E il futuro? Il quadro della situazione del risparmio in Italia e' dipinto dall'Acri, l'associazione che riunisce le fondazioni bancarie e le case di risparmio, in occasione della presentazione della ottantesima giornata del risparmio: tra le famiglie "in discesa", quei nuclei cioè che perdono man mano solidità e potere d'acquisto ci sono le classi in precedenza più agiate,a conferma processo di “l'impoverimento dei ceti medi”. Percezione negativa, questa, secondo L’Acri, che si rifletterà sul futuro delle giovani generazioni che “avranno una situazione meno sicura di quella dei loro padri”.

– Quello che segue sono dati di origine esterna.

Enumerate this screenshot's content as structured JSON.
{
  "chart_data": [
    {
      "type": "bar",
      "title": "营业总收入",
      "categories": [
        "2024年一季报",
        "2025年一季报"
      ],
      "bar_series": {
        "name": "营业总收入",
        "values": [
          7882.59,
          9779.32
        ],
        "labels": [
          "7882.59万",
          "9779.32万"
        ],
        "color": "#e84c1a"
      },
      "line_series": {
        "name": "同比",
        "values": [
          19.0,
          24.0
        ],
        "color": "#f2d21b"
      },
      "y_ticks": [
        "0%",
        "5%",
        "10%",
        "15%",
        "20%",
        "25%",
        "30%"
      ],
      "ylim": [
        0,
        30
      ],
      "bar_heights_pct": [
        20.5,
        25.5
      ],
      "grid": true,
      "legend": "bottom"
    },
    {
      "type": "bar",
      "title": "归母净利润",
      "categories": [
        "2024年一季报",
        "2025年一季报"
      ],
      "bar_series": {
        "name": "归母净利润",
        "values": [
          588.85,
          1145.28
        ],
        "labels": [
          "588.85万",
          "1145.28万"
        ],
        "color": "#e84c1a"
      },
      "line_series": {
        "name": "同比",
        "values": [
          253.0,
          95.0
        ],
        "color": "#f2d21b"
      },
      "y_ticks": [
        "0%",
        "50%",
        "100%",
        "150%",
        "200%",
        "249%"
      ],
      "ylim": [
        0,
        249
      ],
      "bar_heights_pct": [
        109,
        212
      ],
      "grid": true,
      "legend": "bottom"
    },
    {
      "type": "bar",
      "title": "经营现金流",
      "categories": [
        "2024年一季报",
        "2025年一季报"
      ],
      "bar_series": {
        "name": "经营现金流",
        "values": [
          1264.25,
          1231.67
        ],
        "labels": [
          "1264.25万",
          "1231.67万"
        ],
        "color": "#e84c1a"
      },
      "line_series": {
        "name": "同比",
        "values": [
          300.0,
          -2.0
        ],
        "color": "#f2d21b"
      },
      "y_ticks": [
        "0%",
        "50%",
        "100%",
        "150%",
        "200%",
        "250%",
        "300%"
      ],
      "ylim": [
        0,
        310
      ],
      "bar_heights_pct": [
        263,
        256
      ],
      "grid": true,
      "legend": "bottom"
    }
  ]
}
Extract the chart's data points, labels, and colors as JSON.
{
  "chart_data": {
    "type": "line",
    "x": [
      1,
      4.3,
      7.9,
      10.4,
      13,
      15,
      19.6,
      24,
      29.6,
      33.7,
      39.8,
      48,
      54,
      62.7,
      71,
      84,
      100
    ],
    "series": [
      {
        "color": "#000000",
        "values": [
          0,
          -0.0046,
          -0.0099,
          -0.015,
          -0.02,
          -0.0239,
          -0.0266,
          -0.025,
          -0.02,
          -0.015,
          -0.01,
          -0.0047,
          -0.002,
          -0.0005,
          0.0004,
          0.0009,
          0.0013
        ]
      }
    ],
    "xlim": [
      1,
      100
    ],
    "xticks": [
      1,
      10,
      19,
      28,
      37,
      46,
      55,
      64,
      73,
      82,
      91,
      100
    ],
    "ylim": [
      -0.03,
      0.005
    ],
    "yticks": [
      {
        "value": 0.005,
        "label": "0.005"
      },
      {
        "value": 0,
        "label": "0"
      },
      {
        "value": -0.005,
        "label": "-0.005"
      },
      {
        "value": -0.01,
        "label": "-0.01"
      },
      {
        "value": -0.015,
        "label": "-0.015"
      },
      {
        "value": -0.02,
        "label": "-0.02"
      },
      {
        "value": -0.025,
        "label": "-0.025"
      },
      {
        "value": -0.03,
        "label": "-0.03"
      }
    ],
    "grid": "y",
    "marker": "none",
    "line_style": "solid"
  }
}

Tante, invece, secondo le associazioni dei consumatori, tra i quali il Codacons e Intesaconsumatori, le possibili soluzioni della crisi: spalmatura in ribasso dei prezzi del 25-30%, una politica fattiva di diminuzione delle tasse onde fornire alla grande massa di lavoratori una capacità di spesa volta al rilancio dei consumi, vera anima di un’economia stagnante. E ancora, un bonus fiscale di 1.500 euro per le famiglie sotto i 15.000 euro, (secondo gli esperti ottenibili grazie proventi della privatizzazione Enel e di altri istituti); una rapida approvazione della legge sul risparmio con il ripristino del reato del falso in bilancio, dopo la pronuncia europea che ne ha bocciato la depenalizzazione; manovre volte al ripristino di una fattiva dinamica di concorrenza del mercato immobilizzato da monopoli, oligopoli e cartelli; e, nel breve, una liberalizzazione degli sconti, slegandoli ad inutili limiti temporali o peggio ancora a blocchi fittizi, il cui unico dato è il placcaggio, non la risoluzione dei consumi zero.